Easy-to-use hands-on resources are available to help you improve your educational experience.
Who is this course for?
A great starting point for a technical career in machine learning is promised by this special machine learning training course. In addition, regardless of your level of technical expertise, you can engage with AI concepts.
Course rating:
4.7 rating from 2,999 learners.
Duration:
It will take 22 hours to complete the course.
7.Introduction to Machine Learning: Udacity
The “Introduction to Machine Learning” is one of the best online machine Learning courses for aspiring programmers since it provides a behind-the-scenes look at the computer science and statistics ideas that are crucial to machine learning.
Topics covered in this course:
- Use Naive Bayes and Scikit Learn
- Support vector machines and decision trees
- Clustering
- Feature scaling
- Choosing the suitable ML algorithm
Why this course?
This could be the answer for you if you’re seeking the best machine-learning course to improve your current Python programming skills.
Who is this course for?
The Introduction to Machine Learning course is designed for people who have some prior coding experience, despite being relatively simple to follow. In addition, you’ll need to be well-versed in data science and familiar with fundamental statistical techniques.
Duration:
Ten weeks are needed to complete this course.
Click here to browse the course.
Summary:
Machine learning focuses on devising algorithms that can absorb, store and learn from data. As a result, machine learning tools have increased in value over time for practically every business.
The correct solutions can aid everything from business analytics duties to financial forecasts. We hope this article could provide some great insight into the different machine learning courses available. Choose the course that suits your style of learning.
Enjoy the, earning!!
FAQs:
What is a Machine Learning course?
Machine learning is a field of artificial intelligence and computer science that encompasses the creation of software and algorithms that can generate predictions based on data. It also covers topics like supervised learning and unsupervised learning.
How long does it take to learn machine learning?

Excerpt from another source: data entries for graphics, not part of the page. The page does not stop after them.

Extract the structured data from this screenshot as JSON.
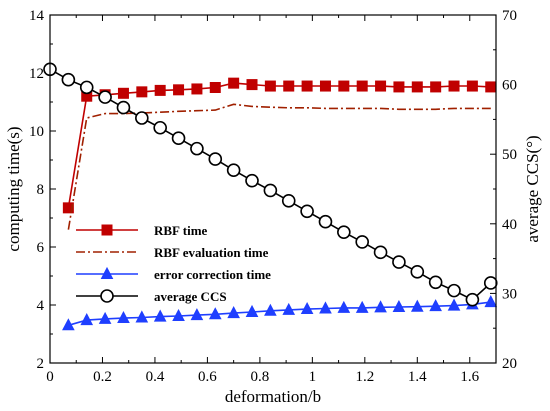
{
  "chart_data": {
    "type": "line",
    "xlabel": "deformation/b",
    "ylabel": "computing time(s)",
    "y2label": "average CCS(°)",
    "xlim": [
      0,
      1.7
    ],
    "ylim": [
      2,
      14
    ],
    "y2lim": [
      20,
      70
    ],
    "x_ticks": [
      "0",
      "0.2",
      "0.4",
      "0.6",
      "0.8",
      "1",
      "1.2",
      "1.4",
      "1.6"
    ],
    "y_ticks": [
      "2",
      "4",
      "6",
      "8",
      "10",
      "12",
      "14"
    ],
    "y2_ticks": [
      "20",
      "30",
      "40",
      "50",
      "60",
      "70"
    ],
    "legend_position": "lower-left",
    "series": [
      {
        "name": "RBF time",
        "axis": "left",
        "color": "#c00000",
        "line_style": "solid",
        "marker": "filled-square",
        "x": [
          0.07,
          0.14,
          0.21,
          0.28,
          0.35,
          0.42,
          0.49,
          0.56,
          0.63,
          0.7,
          0.77,
          0.84,
          0.91,
          0.98,
          1.05,
          1.12,
          1.19,
          1.26,
          1.33,
          1.4,
          1.47,
          1.54,
          1.61,
          1.68
        ],
        "y": [
          7.35,
          11.2,
          11.25,
          11.3,
          11.35,
          11.4,
          11.42,
          11.45,
          11.5,
          11.65,
          11.6,
          11.55,
          11.55,
          11.55,
          11.55,
          11.55,
          11.55,
          11.55,
          11.52,
          11.52,
          11.52,
          11.55,
          11.55,
          11.52
        ]
      },
      {
        "name": "RBF evaluation time",
        "axis": "left",
        "color": "#a02000",
        "line_style": "dash-dot",
        "marker": "none",
        "x": [
          0.07,
          0.14,
          0.21,
          0.28,
          0.35,
          0.42,
          0.49,
          0.56,
          0.63,
          0.7,
          0.77,
          0.84,
          0.91,
          0.98,
          1.05,
          1.12,
          1.19,
          1.26,
          1.33,
          1.4,
          1.47,
          1.54,
          1.61,
          1.68
        ],
        "y": [
          6.6,
          10.45,
          10.6,
          10.6,
          10.62,
          10.65,
          10.68,
          10.7,
          10.72,
          10.92,
          10.85,
          10.82,
          10.8,
          10.8,
          10.78,
          10.78,
          10.78,
          10.78,
          10.75,
          10.75,
          10.75,
          10.78,
          10.78,
          10.78
        ]
      },
      {
        "name": "error correction time",
        "axis": "left",
        "color": "#1f3fff",
        "line_style": "solid",
        "marker": "filled-triangle",
        "x": [
          0.07,
          0.14,
          0.21,
          0.28,
          0.35,
          0.42,
          0.49,
          0.56,
          0.63,
          0.7,
          0.77,
          0.84,
          0.91,
          0.98,
          1.05,
          1.12,
          1.19,
          1.26,
          1.33,
          1.4,
          1.47,
          1.54,
          1.61,
          1.68
        ],
        "y": [
          3.3,
          3.48,
          3.52,
          3.55,
          3.57,
          3.6,
          3.62,
          3.65,
          3.68,
          3.72,
          3.76,
          3.8,
          3.83,
          3.86,
          3.88,
          3.9,
          3.9,
          3.92,
          3.93,
          3.94,
          3.96,
          3.98,
          4.02,
          4.1
        ]
      },
      {
        "name": "average CCS",
        "axis": "right",
        "color": "#000000",
        "line_style": "solid",
        "marker": "open-circle",
        "x": [
          0,
          0.07,
          0.14,
          0.21,
          0.28,
          0.35,
          0.42,
          0.49,
          0.56,
          0.63,
          0.7,
          0.77,
          0.84,
          0.91,
          0.98,
          1.05,
          1.12,
          1.19,
          1.26,
          1.33,
          1.4,
          1.47,
          1.54,
          1.61,
          1.68
        ],
        "y": [
          62.2,
          60.7,
          59.6,
          58.2,
          56.7,
          55.2,
          53.8,
          52.3,
          50.8,
          49.3,
          47.7,
          46.2,
          44.8,
          43.3,
          41.8,
          40.3,
          38.8,
          37.4,
          35.9,
          34.5,
          33.1,
          31.6,
          30.4,
          29.1,
          31.5
        ]
      }
    ]
  }
}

The duration of a machine learning engineering curriculum is roughly six months. It could take longer if someone is just starting out and has no prior experience with computer programming, data science, or statistics.
How to get a Machine Learning certificate?
In this area, there are numerous options for machine learning certification courses. Each one offers various levels of machine learning expertise.
How to learn Machine learning for beginners?
- Understand the prerequisites.
- From A to Z of ML Theory.
- Dive Deep Into the Crucial Subjects.
- Complete projects.
- Study and Use a Variety of ML Tools.
- Learn ML Algorithms From the Ground Up.
- Choose a course in machine learning.
- Request an internship.
Can you learn machine learning on your own?
Although the extensive range of ML tools and skills may appear overwhelming, it is undoubtedly possible to master ML on your own. Moreover, you can learn a lot about machine learning on your own, thanks to the abundance of free and paid resources available online.